News:  Rumours spark 500-point sensex plunge.
 
Comments: This is exactly how the SENSEX (an acronym for the premier Bombay Stock Exchange Index) moves up or down: on plain and simple RUMOURS.   For the uninitiated, the SENSEX reflect the effective result of movement of 50-odd actively traded, heavyweight "A" category CASH  stocks e.g.

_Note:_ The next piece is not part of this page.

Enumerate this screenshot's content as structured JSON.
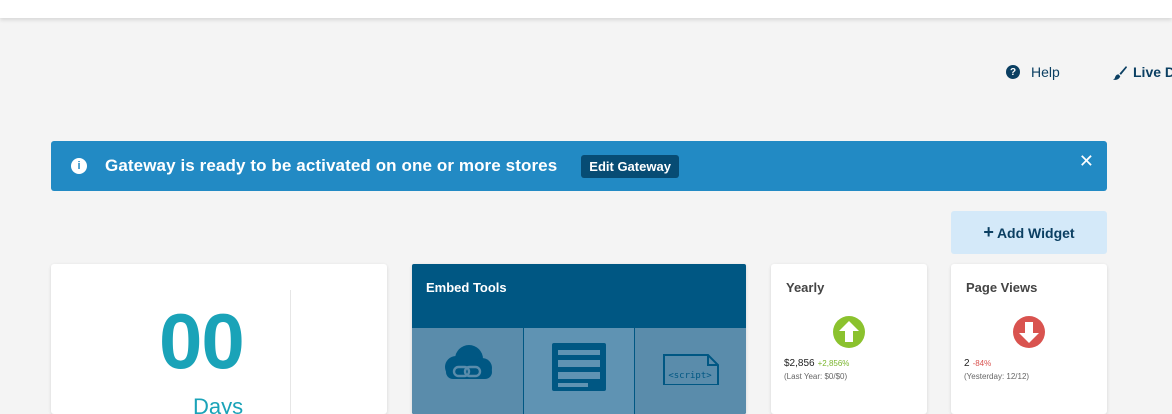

Reliance, Tata Steel, Infy, ONGNC, L&T, etc. out of the 2000 or more scrips listed in the Stock Exchange, that are traded only intermittently or infrequently.
 There were three or four pregnant reports in newspapers recently:
 
(1) even out of the 50 "A" category scrips the upsurge in the SENSEX was caused by hectic buying by Foreign Institutional Investors (FII's)' in other words the other 40-odd scrips were languishing, maybe at the bottom
 
(2) FIIs  pumped in 20 billion US dollars (about Rs.1.25 lakh crores!) during 2013.  FIIs, of course as everyone else, are only interested in raking in bumper profits in a short time and quit; in other words, the FIIs are not too much bothered about the 'fundamentals' – or financial health in plain language – of scrips they buy into.  The fundas of financial advisers that you should choose and invest in scrips of companies that are fundamentally strong are bosh and nonsense, and you please take them with a pinch of salt.  The so-called 'experts' in Mutual Funds and commercial banks (where they are called Relationship Managers) are as good or as bad as you and I are as far as the stockmarket gyrations are concerned; a fine example is that of HSBC Bank that promised Suchitra Krishnamoorthy a minimum return of 15% on the investments she made through the bank's relationship manager, and in the event she lost 50% of her capital!  An associate MF of a bank (I think, it is ICICI Bank) keeps tomtomming through circulars after circulars of what it calls "value investment", that is to say that its managers – against 'experts' – are smell the real worth of a scrip that is quoted below its potential and invest in them for you .  Beware of such tall claims.
 
(3) The SENSEX went by 9% over the 12 months of 2013; remember the rise relates only to the "A" category scrips.  What's the big deal at 9% when commercial banks accept Fixed Deposits @ 9.5% per annum, where your money is safe?
 
 
(4) Retail investors are deserting the stock market.  That's no big surprise, the aam janta having burnt their fingers and learnt the bitter lesson.  Anyone who is someone tells you that investments in MFs via SIP (Systematic Investment Plan) are 'safer' – yep, monthly investment may be safer but not safe!  Safer in the sense that you don't lose all your money – or most it – by making lump sum investment; in SIP your loss is minimized,  bas.
 
(5) MIDCAP and SMALLCAP scrips (of middle-sized and small-sized companies) have lost heavily in the last two or three years.  If you didn't know it, MIDCAP and SMALLCAP scrips are the preferred choices of  MFs because they are relatively cheap, though not safe bets!